What is your favorite part of what you do?

I absolutely love traveling and meeting with various people around the world. I am so inspired by the great things happening in the conservation world, because we can so easily get bombarded and overwhelmed with the negative news when it comes to the environment. Getting to watch wild animals in their element inspires me to continue fighting the good fight - through my words. Being paid to dive with sharks in Australia was not only one of the best assignments of my career, it was also truly one of the best experiences in my life! I got to see a hammerhead, a thresher shark, and hundreds of gray reef sharks, whitetail reef sharks and silvertip sharks. And the best part was educating others - through my writing - that sharks have far more to fear from humans than we do from them.

I also truly enjoy teaching and mentoring people. I teach a 6-week online writing class for anyone who wants to get published, and get paid to write.
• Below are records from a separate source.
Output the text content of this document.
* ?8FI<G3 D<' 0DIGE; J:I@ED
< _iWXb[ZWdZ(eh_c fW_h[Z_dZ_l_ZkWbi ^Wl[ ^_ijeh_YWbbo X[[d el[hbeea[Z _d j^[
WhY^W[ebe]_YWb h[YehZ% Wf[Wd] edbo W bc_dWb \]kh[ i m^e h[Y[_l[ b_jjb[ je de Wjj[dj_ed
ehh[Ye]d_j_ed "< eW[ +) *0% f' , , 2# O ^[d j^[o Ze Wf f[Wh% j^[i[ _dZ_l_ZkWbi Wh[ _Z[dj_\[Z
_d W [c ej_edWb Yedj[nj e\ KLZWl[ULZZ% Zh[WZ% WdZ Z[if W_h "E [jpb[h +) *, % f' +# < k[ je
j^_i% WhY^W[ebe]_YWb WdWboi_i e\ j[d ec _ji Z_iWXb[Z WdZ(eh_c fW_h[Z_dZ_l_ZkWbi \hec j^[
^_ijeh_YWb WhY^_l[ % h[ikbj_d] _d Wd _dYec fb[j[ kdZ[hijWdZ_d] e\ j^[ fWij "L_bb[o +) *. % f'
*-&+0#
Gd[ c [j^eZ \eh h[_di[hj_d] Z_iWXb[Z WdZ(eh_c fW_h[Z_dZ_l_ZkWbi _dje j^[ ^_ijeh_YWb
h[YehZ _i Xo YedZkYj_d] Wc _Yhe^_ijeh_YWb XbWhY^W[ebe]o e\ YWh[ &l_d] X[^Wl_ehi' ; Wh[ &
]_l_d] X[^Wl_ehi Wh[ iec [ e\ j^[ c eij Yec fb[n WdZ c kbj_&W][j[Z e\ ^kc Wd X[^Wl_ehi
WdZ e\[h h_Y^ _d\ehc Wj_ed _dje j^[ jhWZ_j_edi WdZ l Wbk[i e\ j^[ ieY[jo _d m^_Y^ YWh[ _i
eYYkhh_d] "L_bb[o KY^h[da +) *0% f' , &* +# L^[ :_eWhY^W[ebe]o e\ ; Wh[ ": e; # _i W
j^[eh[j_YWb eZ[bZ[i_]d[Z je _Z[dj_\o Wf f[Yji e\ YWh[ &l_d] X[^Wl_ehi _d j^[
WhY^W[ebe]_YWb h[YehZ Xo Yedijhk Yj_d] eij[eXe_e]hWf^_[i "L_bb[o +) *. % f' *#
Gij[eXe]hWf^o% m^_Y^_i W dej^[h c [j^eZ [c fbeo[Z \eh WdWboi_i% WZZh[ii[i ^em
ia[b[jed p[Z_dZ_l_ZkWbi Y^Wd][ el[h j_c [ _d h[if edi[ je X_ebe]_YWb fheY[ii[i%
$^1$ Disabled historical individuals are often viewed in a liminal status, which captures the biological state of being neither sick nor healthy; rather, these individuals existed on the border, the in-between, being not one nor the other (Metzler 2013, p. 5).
The class is designed to meet people where they're at, whether someone is unpublished or whether they're simply wanting to take their writing and publishing to the next level. The class was initially conceived for "green" writing (broadly defined to cover any conservation, science, and outdoor or adventure travel topic which would of course include marine life), but people signing up for the class have modified it to fit whatever their area of interest - from social work to spirituality to technology. The feedback I've received has been very positive and I get very excited to see my students getting articles they worked on during my class published. There's more information on the class at the website.

What are your plans for the future?

Who knows where I'll be led, but I'm working on a memoir about making peace between evolution and Christianity. Educating the public about science, evolution and Christianity is a long-time passion. I've been involved with the battle to keep evolution education strong in Texas, which has gotten much national media attention. I also hope to continue writing about wildlife and conservation, and teaching students how to make their own writing dreams come true!